De acordo com um estudo recente publicado na revista Neurology, o consumo excessivo de açúcar durante a infância pode estar relacionado a um maior risco de demência na idade adulta. A pesquisa analisou 64.737 indivíduos nascidos após a Segunda Guerra Mundial, um período que contou com o fim do racionamento de açúcar no Reino Unido, em 1953.
Os pesquisadores realizaram uma análise detalhada sobre a exposição ao racionamento de açúcar em diferentes intervalos da vida nos primeiros 1.000 dias, com o objetivo de entender como isso pode afetar a saúde cerebral a longo prazo. Os participantes foram divididos com base em quando estiveram expostos à restrição de açúcar: durante a gestação, apenas no primeiro ano de vida ou na interseção entre esses períodos.
Os resultados revelaram que aqueles expostos à restrição de açúcar apresentaram um risco reduzido de demência comparado aos que não foram expostos. Mais especificamente, os que passaram pelo racionamento durante a gestação e o primeiro ano de vida tiveram 21% menos chances de desenvolver demência e 23% menos de desenvolver Alzheimer. Além disso, a pesquisa indicou que a restrição de açúcar poderia atrasar o início da demência em cerca de 2,5 anos.

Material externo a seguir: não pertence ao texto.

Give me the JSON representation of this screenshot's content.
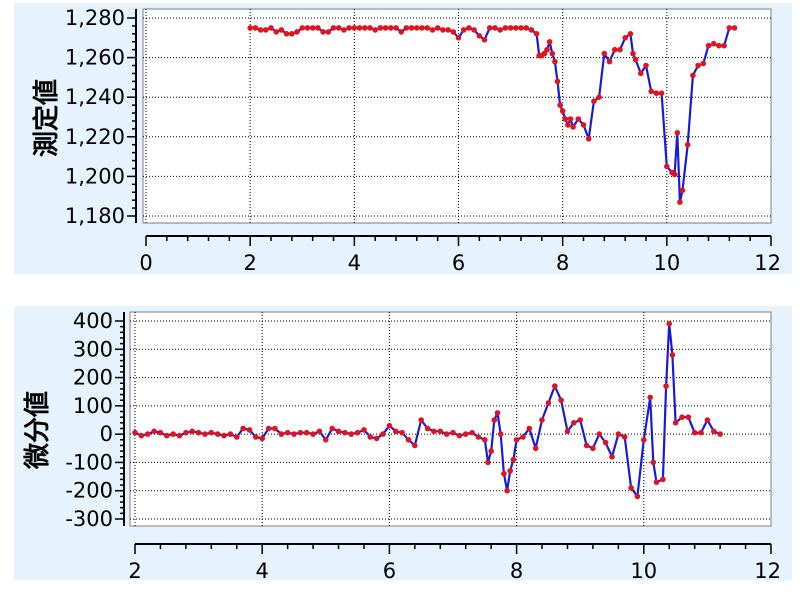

✨ A pesquisa sugere que a redução do consumo de açúcar nos primeiros anos de vida pode ser uma estratégia eficaz na prevenção da demência.
O estudo também associou a falta de açúcar na infância a melhores indicadores de saúde cerebral, evidenciados por um maior volume de substância cinzenta e melhor desempenho em testes cognitivos.